One of the shames of the last Democratic primary is how quickly and completely Joe Lieberman was ignored and summarily booted out.
One of the shames of the current administration is that a Democratic senator, writing in an OpEd yesterday, and speaking on many news shows throughout the day, enunciated more clearly and much more forcefully the progress being made in Iraq, and why premature withdrawal would be disastrous than has ever been uttered by the president.
None of these remarkable changes would have happened without the coalition forces led by the U.S. And, I am convinced, almost all of the progress in Iraq and throughout the Middle East will be lost if those forces are withdrawn faster than the Iraqi military is capable of securing the country.
The leaders of Iraq's duly elected government understand this, and they asked me for reassurance about America's commitment. The question is whether the American people and enough of their representatives in Congress from both parties understand this. I am disappointed by Democrats who are more focused on how President Bush took America into the war in Iraq almost three years ago, and by Republicans who are more worried about whether the war will bring them down in next November's elections, than they are concerned about how we continue the progress in Iraq in the months and years ahead.
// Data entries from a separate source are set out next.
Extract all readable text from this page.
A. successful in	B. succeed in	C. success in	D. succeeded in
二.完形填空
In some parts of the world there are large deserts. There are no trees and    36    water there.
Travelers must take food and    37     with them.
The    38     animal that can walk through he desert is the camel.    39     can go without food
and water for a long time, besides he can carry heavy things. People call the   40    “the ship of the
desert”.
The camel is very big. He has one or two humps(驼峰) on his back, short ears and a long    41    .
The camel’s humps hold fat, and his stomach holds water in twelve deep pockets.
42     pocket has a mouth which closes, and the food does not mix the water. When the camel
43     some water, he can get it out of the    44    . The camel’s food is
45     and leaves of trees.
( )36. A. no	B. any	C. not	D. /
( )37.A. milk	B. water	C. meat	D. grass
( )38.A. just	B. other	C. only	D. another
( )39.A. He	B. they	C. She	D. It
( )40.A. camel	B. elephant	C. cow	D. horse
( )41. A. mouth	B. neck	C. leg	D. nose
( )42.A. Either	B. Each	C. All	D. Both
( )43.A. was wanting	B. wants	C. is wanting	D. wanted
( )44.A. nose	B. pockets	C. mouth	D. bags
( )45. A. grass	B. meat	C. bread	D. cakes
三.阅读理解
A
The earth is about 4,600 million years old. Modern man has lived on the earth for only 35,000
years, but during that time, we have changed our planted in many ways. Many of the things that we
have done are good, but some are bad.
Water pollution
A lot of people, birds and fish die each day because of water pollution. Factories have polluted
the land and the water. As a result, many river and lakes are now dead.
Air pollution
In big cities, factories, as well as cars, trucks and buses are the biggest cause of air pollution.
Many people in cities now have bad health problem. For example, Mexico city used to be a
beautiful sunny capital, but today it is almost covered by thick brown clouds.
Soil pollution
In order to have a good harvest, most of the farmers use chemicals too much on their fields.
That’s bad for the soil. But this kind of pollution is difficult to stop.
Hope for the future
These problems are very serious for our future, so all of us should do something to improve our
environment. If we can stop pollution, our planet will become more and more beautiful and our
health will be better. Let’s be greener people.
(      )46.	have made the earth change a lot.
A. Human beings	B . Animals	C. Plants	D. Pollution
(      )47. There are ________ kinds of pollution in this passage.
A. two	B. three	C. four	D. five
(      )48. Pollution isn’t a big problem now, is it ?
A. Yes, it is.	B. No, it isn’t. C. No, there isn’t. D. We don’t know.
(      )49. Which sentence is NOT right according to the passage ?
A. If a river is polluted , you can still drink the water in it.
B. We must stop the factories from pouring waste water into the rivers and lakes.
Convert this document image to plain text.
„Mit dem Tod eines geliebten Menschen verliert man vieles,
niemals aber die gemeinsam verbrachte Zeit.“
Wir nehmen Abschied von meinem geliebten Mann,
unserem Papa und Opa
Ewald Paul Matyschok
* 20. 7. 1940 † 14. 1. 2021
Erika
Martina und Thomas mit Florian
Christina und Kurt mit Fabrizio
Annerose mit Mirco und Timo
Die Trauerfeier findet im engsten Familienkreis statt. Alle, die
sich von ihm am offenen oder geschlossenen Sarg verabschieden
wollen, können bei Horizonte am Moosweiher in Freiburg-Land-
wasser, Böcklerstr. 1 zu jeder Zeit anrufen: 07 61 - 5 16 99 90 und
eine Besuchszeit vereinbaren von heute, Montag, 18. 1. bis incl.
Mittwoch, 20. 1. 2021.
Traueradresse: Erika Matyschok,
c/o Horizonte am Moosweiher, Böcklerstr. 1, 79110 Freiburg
Here is an ironic finding I brought back from Iraq. While U.S. public opinion polls show serious declines in support for the war and increasing pessimism about how it will end, polls conducted by Iraqis for Iraqi universities show increasing optimism. Two-thirds say they are better off than they were under Saddam, and a resounding 82% are confident their lives in Iraq will be better a year from now than they are today. What a colossal mistake it would be for America's bipartisan political leadership to choose this moment in history to lose its will and, in the famous phrase, to seize defeat from the jaws of the coming victory.
Lieberman goes further than Bush ever had, in saying that although the US has made some mistakes, there is no blind "stay the course" non-action:
Does America have a good plan for doing this, a strategy for victory in Iraq? Yes we do. And it is important to make it clear to the American people that the plan has not remained stubbornly still but has changed over the years. Mistakes, some of them big, were made after Saddam was removed, and no one who supports the war should hesitate to admit that; but we have learned from those mistakes and, in characteristic American fashion, from what has worked and not worked on the ground. The administration's recent use of the banner "clear, hold and build" accurately describes the strategy as I saw it being implemented last week.
We are now embedding a core of coalition forces in every Iraqi fighting unit, which makes each unit more effective and acts as a multiplier of our forces. Progress in "clearing" and "holding" is being made. The Sixth Infantry Division of the Iraqi Security Forces now controls and polices more than one-third of Baghdad on its own. Coalition and Iraqi forces have together cleared the previously terrorist-controlled cities of Fallujah, Mosul and Tal Afar, and most of the border with Syria. Those areas are now being "held" secure by the Iraqi military themselves. Iraqi and coalition forces are jointly carrying out a mission to clear Ramadi, now the most dangerous city in Al-Anbar province at the west end of the Sunni Triangle.
Why haven't we heard this from the president? While Bush and his acolytes have been insisting that their original plans have been working (which no one believes) and insisting that the Iraq campaign has been virtually trouble-free (which is a bald-faced lied) Lieberman honestly and simply tells us, finally, what's going on in Iraq and what further needs to be done.
I have not changed my opinion about the Iraq campaign, but I have lost just about all sympathy for the Bush Administration. Not because there hasn't been significant progress, but because the president is on the brink of forfeiting Iraq, and thereby the larger war, by failing to speak straight and actually lead.
We will hear another highly-touted speech from the president. He will have to do much to outdo Lieberman, and I see no reason to think that he will. But it is a shame, Mr President, that while you are ducking to locked doors, trying to avoid questions, a Senator from the opposition party makes a better case for your policies than you do.